In my own experience, it makes me a little more effective: maybe a little bit better communicator, maybe more intuitive when I’m talking to other people, listening a little bit deeper –– all those techniques we practice in the Emotional Rescue [Method], It’s another toolkit we can use as we try to change the world.
But we are part of that system, so we need to do a little bit of work just recognizing that most people, like me, can definitely benefit from a little investment in ourselves. I felt it was an incredibly good use of time, and I still think about it every single day . . . at least once or twice a day, I just do it.”
Dr. Rusty Low, climate scientist and educator at NASA
We cannot come together and do what must be done in the coming time without acknowledging and tending to the grief, anxiety, and rage we feel at the violence towards each other and our Earth. Doing so does not paralyze us or slow us down. Rather, it will empower, energize, and strengthen us. It will help us to step out of this story of extraction, exploitation, dehumanization, and disrespect for life in all its varieties, and midwife us into a new regenerative story and culture, one where all species have safety, belonging, and dignity.
To restore life, we must feel it. Doing so will cleanse the lens of our insight, so that we can stop repeating the patterns of the past, and look with eyes of creative wisdom to see what we must do.

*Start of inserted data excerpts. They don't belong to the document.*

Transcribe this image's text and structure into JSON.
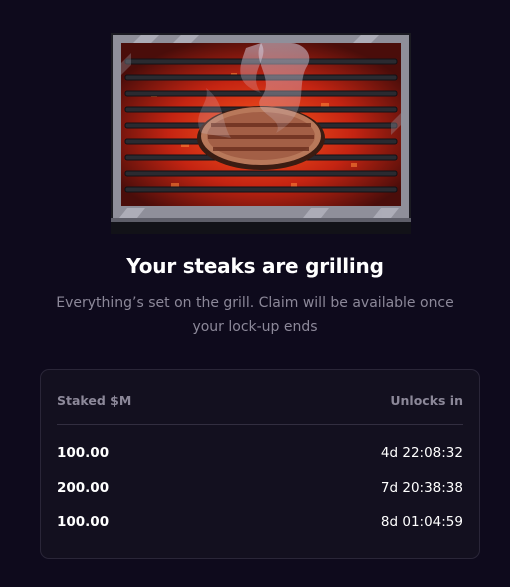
{
  "illustration": {
    "icon": "grill-steak-icon"
  },
  "heading": {
    "title": "Your steaks are grilling"
  },
  "subtitle": {
    "text": "Everything’s set on the grill. Claim will be available once your lock-up ends"
  },
  "stakes_table": {
    "headers": {
      "staked": "Staked $M",
      "unlocks": "Unlocks in"
    },
    "rows": [
      {
        "amount": "100.00",
        "unlocks_in": "4d 22:08:32"
      },
      {
        "amount": "200.00",
        "unlocks_in": "7d 20:38:38"
      },
      {
        "amount": "100.00",
        "unlocks_in": "8d 01:04:59"
      }
    ]
  },
  "colors": {
    "background": "#0e0a1c",
    "muted_text": "#8c8899",
    "card_border": "#2a2638"
  }
}
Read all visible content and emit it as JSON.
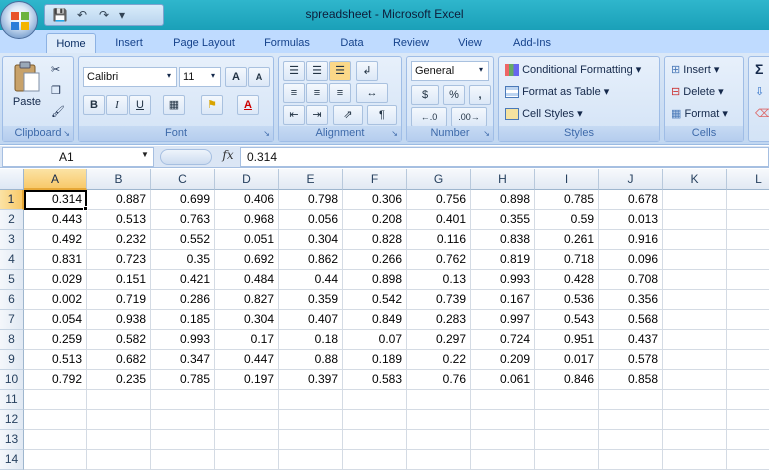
{
  "window": {
    "title": "spreadsheet - Microsoft Excel"
  },
  "tabs": [
    {
      "label": "Home",
      "active": true
    },
    {
      "label": "Insert"
    },
    {
      "label": "Page Layout"
    },
    {
      "label": "Formulas"
    },
    {
      "label": "Data"
    },
    {
      "label": "Review"
    },
    {
      "label": "View"
    },
    {
      "label": "Add-Ins"
    }
  ],
  "ribbon": {
    "clipboard": {
      "label": "Clipboard",
      "paste": "Paste"
    },
    "font": {
      "label": "Font",
      "font_name": "Calibri",
      "font_size": "11",
      "grow": "A",
      "shrink": "A",
      "bold": "B",
      "italic": "I",
      "underline": "U"
    },
    "alignment": {
      "label": "Alignment"
    },
    "number": {
      "label": "Number",
      "format": "General",
      "currency": "$",
      "percent": "%",
      "comma": ","
    },
    "styles": {
      "label": "Styles",
      "conditional": "Conditional Formatting",
      "format_table": "Format as Table",
      "cell_styles": "Cell Styles"
    },
    "cells": {
      "label": "Cells",
      "insert": "Insert",
      "delete": "Delete",
      "format": "Format"
    },
    "editing": {
      "sigma": "Σ"
    }
  },
  "formula_bar": {
    "name_box": "A1",
    "fx": "fx",
    "value": "0.314"
  },
  "grid": {
    "columns": [
      "A",
      "B",
      "C",
      "D",
      "E",
      "F",
      "G",
      "H",
      "I",
      "J",
      "K",
      "L"
    ],
    "rows": [
      "1",
      "2",
      "3",
      "4",
      "5",
      "6",
      "7",
      "8",
      "9",
      "10",
      "11",
      "12",
      "13",
      "14"
    ],
    "active_cell": "A1",
    "values": [
      [
        "0.314",
        "0.887",
        "0.699",
        "0.406",
        "0.798",
        "0.306",
        "0.756",
        "0.898",
        "0.785",
        "0.678"
      ],
      [
        "0.443",
        "0.513",
        "0.763",
        "0.968",
        "0.056",
        "0.208",
        "0.401",
        "0.355",
        "0.59",
        "0.013"
      ],
      [
        "0.492",
        "0.232",
        "0.552",
        "0.051",
        "0.304",
        "0.828",
        "0.116",
        "0.838",
        "0.261",
        "0.916"
      ],
      [
        "0.831",
        "0.723",
        "0.35",
        "0.692",
        "0.862",
        "0.266",
        "0.762",
        "0.819",
        "0.718",
        "0.096"
      ],
      [
        "0.029",
        "0.151",
        "0.421",
        "0.484",
        "0.44",
        "0.898",
        "0.13",
        "0.993",
        "0.428",
        "0.708"
      ],
      [
        "0.002",
        "0.719",
        "0.286",
        "0.827",
        "0.359",
        "0.542",
        "0.739",
        "0.167",
        "0.536",
        "0.356"
      ],
      [
        "0.054",
        "0.938",
        "0.185",
        "0.304",
        "0.407",
        "0.849",
        "0.283",
        "0.997",
        "0.543",
        "0.568"
      ],
      [
        "0.259",
        "0.582",
        "0.993",
        "0.17",
        "0.18",
        "0.07",
        "0.297",
        "0.724",
        "0.951",
        "0.437"
      ],
      [
        "0.513",
        "0.682",
        "0.347",
        "0.447",
        "0.88",
        "0.189",
        "0.22",
        "0.209",
        "0.017",
        "0.578"
      ],
      [
        "0.792",
        "0.235",
        "0.785",
        "0.197",
        "0.397",
        "0.583",
        "0.76",
        "0.061",
        "0.846",
        "0.858"
      ]
    ]
  }
}
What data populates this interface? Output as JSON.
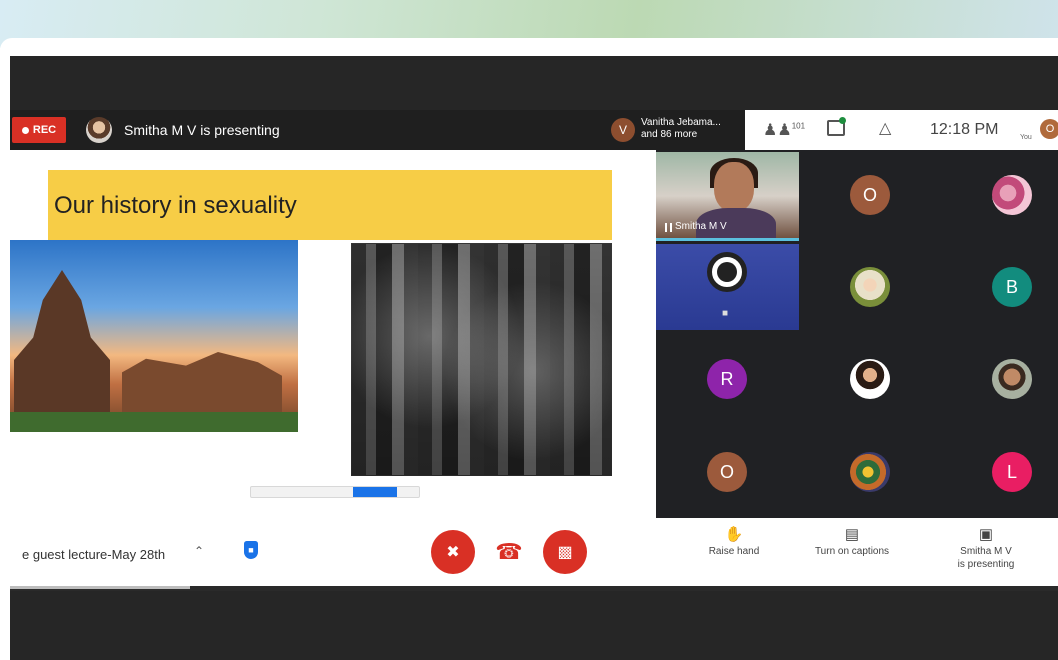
{
  "topbar": {
    "rec_label": "REC",
    "presenting_text": "Smitha M V is presenting",
    "viewer_initial": "V",
    "viewer_text": "Vanitha Jebama... and 86 more"
  },
  "meet_controls": {
    "people_icon": "people-icon",
    "people_count": "101",
    "chat_icon": "chat-icon",
    "activities_icon": "activities-icon",
    "time": "12:18 PM",
    "you_label": "You",
    "me_initial": "O"
  },
  "slide": {
    "title": "Our history in sexuality"
  },
  "participants": {
    "self_name": "Smitha M V",
    "avatars": [
      {
        "initial": "O",
        "color": "#9c5a3c"
      },
      {
        "initial": "B",
        "color": "#128c7e"
      },
      {
        "initial": "R",
        "color": "#8e24aa"
      },
      {
        "initial": "O",
        "color": "#9c5a3c"
      },
      {
        "initial": "L",
        "color": "#e91e63"
      }
    ]
  },
  "bottombar": {
    "meeting_name": "e guest lecture-May 28th",
    "mic_icon": "mic-off-icon",
    "end_call_icon": "end-call-icon",
    "cam_icon": "camera-off-icon",
    "raise_hand": "Raise hand",
    "captions": "Turn on captions",
    "presenting_line1": "Smitha M V",
    "presenting_line2": "is presenting"
  },
  "colors": {
    "rec_red": "#d93025",
    "accent_blue": "#1a73e8",
    "slide_title_bg": "#f7cd46",
    "grid_bg": "#202124",
    "active_speaker": "#5bc0de"
  }
}
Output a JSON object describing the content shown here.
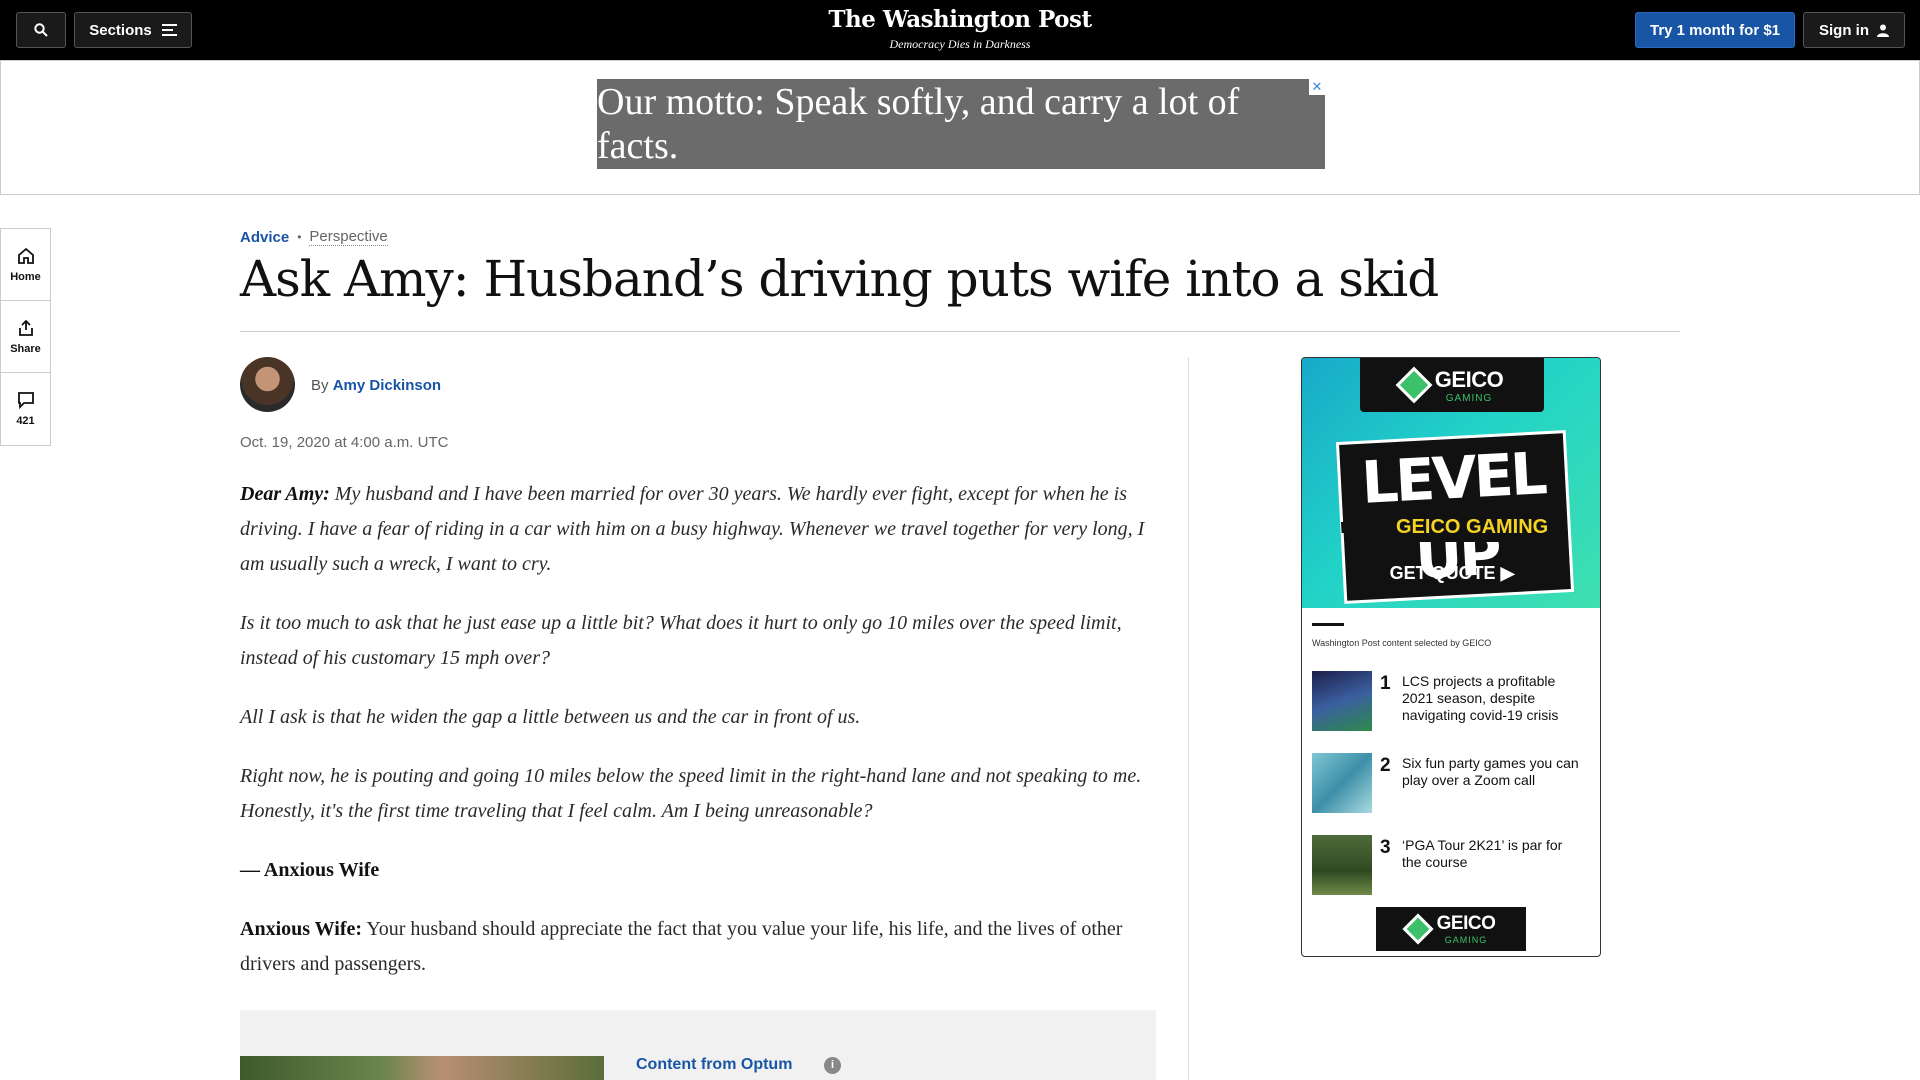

“Keeping Quiet” by Pablo Neruda
Now we will count to twelve
And we will all keep still
For once on the face of the earth,
Let’s not speak in any language;
Let’s stop for second,
And not move our arms so much.
It would be an exotic moment
Without rush, without engines;
We would all be together
In a sudden strangeness.
Fishermen in the cold sea
Would not harm whales
And the man gathering salt
Would not look at his hurt hands.
Those who prepare green wars,
Wars with gas, wars with fire,
Victories with no survivors,
Would put on clean clothes
And walk about with their brothers
In the shade, doing nothing.
What I want should not be confused
With total inactivity.
Life is what it is about…
If we were not so single-minded
About keeping our lives moving,
And for once could do nothing,
Perhaps a huge silence
Might interrupt this sadness
Of never understanding ourselves
And of threatening ourselves with
Death.
Now I’ll count up to twelve
And you keep quiet and I will go.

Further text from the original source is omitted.